Riding the New Google Features Wave
You may have noticed that when you ask a question on Google, you often get a big box with the answer.
This is called the feature snippet, and it is very powerful in SEO.
A good strategy for getting featured is to look at the current answer to a question and try to develop a more qualitative answer (for example, using the EAAT template we've seen above).
If a question is not answered at all, you may have an even better chance of getting featured.
The feature snippet is also used in the “People also ask” section just below.
Again, producing a good, short answer to a question is the best way to get shown here.
Of course, the rest of your article needs to be great, too, so don't start making extra short pages and hoping they'll be featured.
It doesn’t work like that.
Finally, keep in mind that AI, namely Bard, is coming to Google search.
Soon, people may skip the search altogether and just rely on the AI's answer.
This can be seen as a threat to journalism as we know it, or an opportunity to drive even more traffic to great stories.
Remember, when people want to dive deep into a topic, chatting with an AI isn't going to cut it.
So they will always try to go to the best source possible.
And if you create great content, even the AI will recommend it.
Technical SEO? Nah, Not Your Problem
You're a science writer, not a tech guru.
My advice is not to worry too much about technical SEO.
Look, if you're a science writer, your writing probably falls into one of two cases:
- You write for a company that has the budget to pay someone to do it.
- You write for yourself.
In the latter case, I suggest that you choose your CMS correctly in order to have a user-friendly, SEO-ready site.
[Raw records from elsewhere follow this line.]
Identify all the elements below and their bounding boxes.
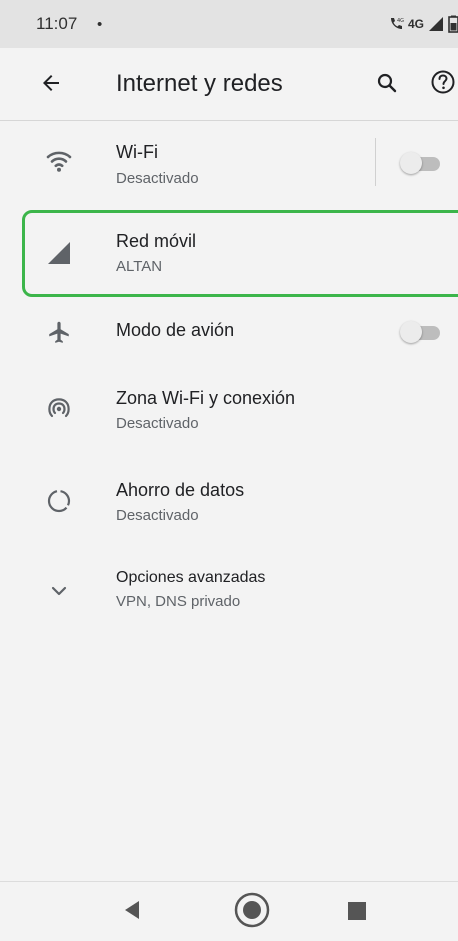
status-bar: 11:07 • 4G 4G	[0, 0, 458, 48]
nav-home-button[interactable]	[232, 890, 272, 930]
advanced-options-title: Opciones avanzadas	[116, 569, 266, 586]
list-item-airplane-mode[interactable]: Modo de avión	[0, 302, 458, 362]
nav-recents-button[interactable]	[346, 900, 368, 922]
network-type-label: 4G	[407, 17, 424, 31]
data-saver-title: Ahorro de datos	[116, 480, 245, 500]
data-saver-icon	[42, 484, 76, 518]
data-saver-subtitle: Desactivado	[116, 507, 199, 524]
toggle-thumb	[400, 152, 422, 174]
navigation-bar	[0, 881, 458, 941]
status-time: 11:07	[36, 14, 78, 33]
list-item-advanced-options[interactable]: Opciones avanzadas VPN, DNS privado	[0, 556, 458, 636]
help-button[interactable]	[428, 67, 458, 97]
chevron-down-icon	[42, 574, 76, 608]
back-button[interactable]	[36, 68, 66, 98]
nav-back-button[interactable]	[121, 898, 145, 922]
battery-icon	[448, 15, 458, 33]
wifi-separator	[375, 138, 376, 186]
highlight-outline	[22, 210, 458, 297]
hotspot-icon	[42, 392, 76, 426]
list-item-data-saver[interactable]: Ahorro de datos Desactivado	[0, 462, 458, 542]
arrow-back-icon	[43, 75, 59, 91]
call-volte-icon: 4G	[390, 18, 404, 29]
wifi-icon	[42, 144, 76, 178]
airplane-mode-toggle[interactable]	[400, 321, 442, 343]
hotspot-title: Zona Wi-Fi y conexión	[116, 388, 296, 408]
toggle-thumb	[400, 321, 422, 343]
page-title: Internet y redes	[116, 70, 283, 97]
nav-home-icon	[234, 892, 270, 928]
nav-recents-icon	[348, 902, 366, 920]
list-item-wifi[interactable]: Wi-Fi Desactivado	[0, 122, 458, 206]
airplane-icon	[42, 315, 76, 349]
wifi-toggle[interactable]	[400, 152, 442, 174]
help-icon	[431, 70, 455, 94]
app-bar: Internet y redes	[0, 48, 458, 120]
svg-text:4G: 4G	[397, 18, 404, 24]
hotspot-subtitle: Desactivado	[116, 415, 199, 432]
screen: 11:07 • 4G 4G Internet y redes Wi-Fi Des…	[0, 0, 458, 941]
cell-signal-icon	[429, 17, 443, 31]
airplane-mode-title: Modo de avión	[116, 320, 235, 340]
wifi-title: Wi-Fi	[116, 142, 158, 162]
search-button[interactable]	[372, 68, 402, 98]
list-item-hotspot[interactable]: Zona Wi-Fi y conexión Desactivado	[0, 370, 458, 450]
status-icons: 4G 4G	[388, 13, 458, 35]
notification-dot: •	[97, 16, 103, 33]
search-icon	[377, 73, 397, 93]
advanced-options-subtitle: VPN, DNS privado	[116, 593, 241, 610]
wifi-subtitle: Desactivado	[116, 170, 199, 187]
nav-back-icon	[125, 901, 139, 919]
app-bar-divider	[0, 120, 458, 121]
WordPress is not bad, and the Yoast plugin that everyone uses is a great help.
Ghost is even better because you don't have to worry about all the technical stuff.
Substack and Beehiiv are also very user-friendly, but their SEO performance is subpar.
In any case, technical SEO should not be your concern, and, as the name implies, it is quite complicated anyway.
Forget the technical headaches and focus on what you do best—writing kickass content.
Remember, real, purposeful content always wins the day.